Les yeux rivés à la fenêtre, les oreilles fermées par les ecouteurs de mon telephone portable qui m'inondent le coeur de patriotisme mexicain, je laisse voguer mes pensees. Les maraichis
roulent passionnement les R pour me chantent des "rancheros"... hymnes au mexique traditionnel, combat de coq, cervezas y tequilas, comida rica, et surtout des histoires d'amours melo, melo...

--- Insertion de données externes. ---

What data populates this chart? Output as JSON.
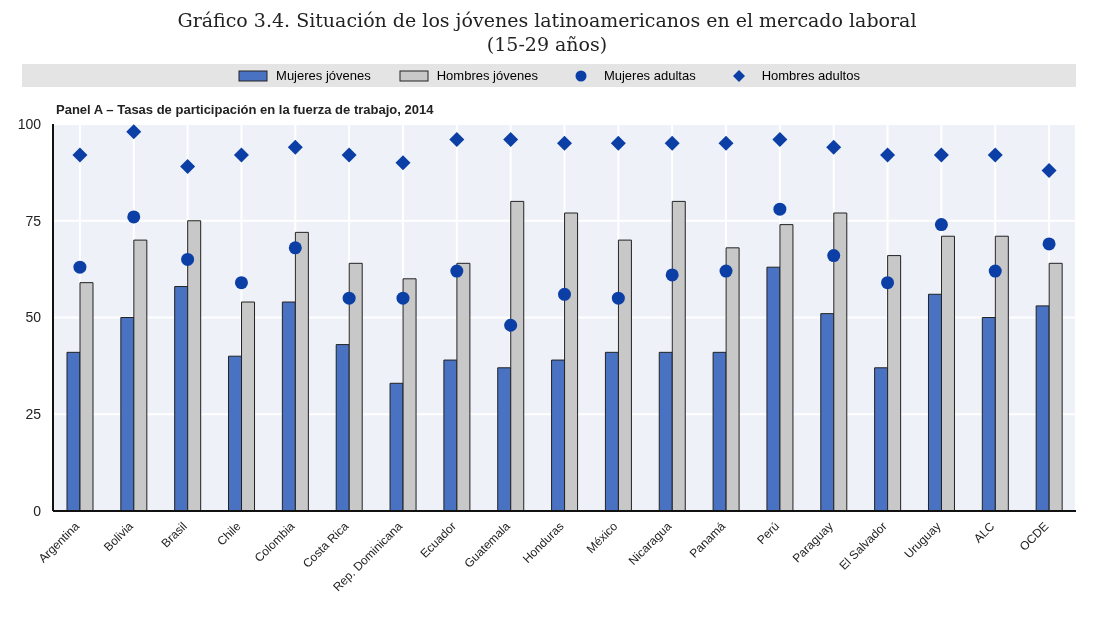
{
  "chart_data": {
    "type": "bar",
    "title": "Gráfico 3.4. Situación de los jóvenes latinoamericanos en el mercado laboral (15-29 años)",
    "subtitle": "Panel A – Tasas de participación en la fuerza de trabajo, 2014",
    "categories": [
      "Argentina",
      "Bolivia",
      "Brasil",
      "Chile",
      "Colombia",
      "Costa Rica",
      "Rep. Dominicana",
      "Ecuador",
      "Guatemala",
      "Honduras",
      "México",
      "Nicaragua",
      "Panamá",
      "Perú",
      "Paraguay",
      "El Salvador",
      "Uruguay",
      "ALC",
      "OCDE"
    ],
    "series": [
      {
        "name": "Mujeres jóvenes",
        "color": "#4a72c2",
        "values": [
          41,
          50,
          58,
          40,
          54,
          43,
          33,
          39,
          37,
          39,
          41,
          41,
          41,
          63,
          51,
          37,
          56,
          50,
          53
        ]
      },
      {
        "name": "Hombres jóvenes",
        "color": "#c8c8c8",
        "values": [
          59,
          70,
          75,
          54,
          72,
          64,
          60,
          64,
          80,
          77,
          70,
          80,
          68,
          74,
          77,
          66,
          71,
          71,
          64
        ]
      },
      {
        "name": "Mujeres adultas",
        "type": "scatter",
        "marker": "circle",
        "color": "#0b3fa6",
        "values": [
          63,
          76,
          65,
          59,
          68,
          55,
          55,
          62,
          48,
          56,
          55,
          61,
          62,
          78,
          66,
          59,
          74,
          62,
          69
        ]
      },
      {
        "name": "Hombres adultos",
        "type": "scatter",
        "marker": "diamond",
        "color": "#0b3fa6",
        "values": [
          92,
          98,
          89,
          92,
          94,
          92,
          90,
          96,
          96,
          95,
          95,
          95,
          95,
          96,
          94,
          92,
          92,
          92,
          88
        ]
      }
    ],
    "ylim": [
      0,
      100
    ],
    "yticks": [
      0,
      25,
      50,
      75,
      100
    ],
    "grid": true,
    "legend": "top"
  }
}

Apres ce bain de pathos, je lance la Sonora Dynamita, "una banda bien famosa" qui me fait battre du pied et regretter ma position assise. Je decouvre la Cumbia et son appel a la dance. Ainsi, je
fuis le film americain qui agite les petits ecrans qui ponctuent la rangee de sieges. J'ai tiré le rideau bleu roi qui tapisse toutes les vitres et tamise l'atmosphere. Perçée de lumiere,
une ouverture sur les paysages semi-desertiques qui peu à peu se transforment. Nous approchons de Guadalajara. La cote pacifique n'est pas si loin. La vegetation se fait plus opulente.
Les arbres se sont multipliés. Ils se dressent vers le ciel, plus hauts, plus imposants. Ils soulignent l'architecture des champs. La pratique de l'agriculture (principalement le maïs) morcele le
paysage. Touches sombres et cornues qui piquettent les collines, allongent des cous charnus pour brouter le vert dense qui recouvre les couteaux. Je repense aux pauvres vaches de la ferme de
General Cepeda. Elles qui, sous le soleil cruel, arpentent en vain des champs de terre craquelée où ne poussent qu'epines et herbes incommestibles. Elles dépérissent de faim tandis que
l'astre brulant devore jusqu'à la couleur du sol. Egalité, que ce mot est beau et plein de lettres ! Pour l'heure, les differences naturelles me travaillent au ventre.
Au detour d'une montagne, l'horizon s'ouvre soudain . Une vallee apparait. Des monts aux pentes douces couronnent un large fleuve tranquile, a moins que ce ne soit un lac. Un puits de rayons tombe du ciel voilé de nuages. Une douce lumiere de fin d'apres-midi caresse la scene. Je repense aux paysages desertiques du Nord, a sa terre omnipresente, a ses fissures, a ses cactus qui defient le soleil ecrasant, a ses brumes qui couvrent les montagnes lointaines quand la chaleur est a son comble. Et de l'autre cote de la vitre, le betail, opulent, se gave d'herbe fraiche et se reposent a l'ombre des arbres. L'emotion me serre la gorge. Y a-t-il une justice naturelle ?
Guadalajara, avec sa couronne de montagnes, s'etale en contre-bas, ocean de toits et de couleurs, gigantesque fourmilliere humaine qui promet agitation et polution. Apres cinq mois a me balader entre nature grandiose et ville de petite taille, ca fait un choc. Et apres un mois de travail dans une petite ferme bio, en milieu hostile, ca destabilise carrement.
Le bus plongent dans les prondeurs goudronnees de la megalopole. Guadalajara. Premiere grande ville de mon voyage. Une semaine d'arret. Ou plus, ca va dependre de la reponse de la ferme bio dans laquelle je me tate a travailler, dans le potager et en tant que graphiste. Je descends et recupere mes sacs dans la soute. Juan, mon contact a Guadalajara, n'est pas encore arrive. Ca me soulage. Je me sens incapable d'echanger les civilites de rigueurs pour l'instant. Je suis dans une sorte d'etat de choc. J'attends Juan sur le trottoir de la centrale, étonnée et confuse. Il arrive quelques minutes plus tard, dans une Massa 626 verte. Il me presente Terri, sa copine. Le couple me semble bien mal assorti.
Nous optons pour aller boire une biere en ville. Les pates de maisons defilent. Tout est bas, de confection sommaire, plus ou moins colore. Rien a voir avec Paris. Ce soir, je vais dormir dans la maison d'un ami de Juan, avec sa copine et ses deux enfants. On va l'appeller un peu plus tard. Pour l'heure, on se desaltere et on fait connaissance.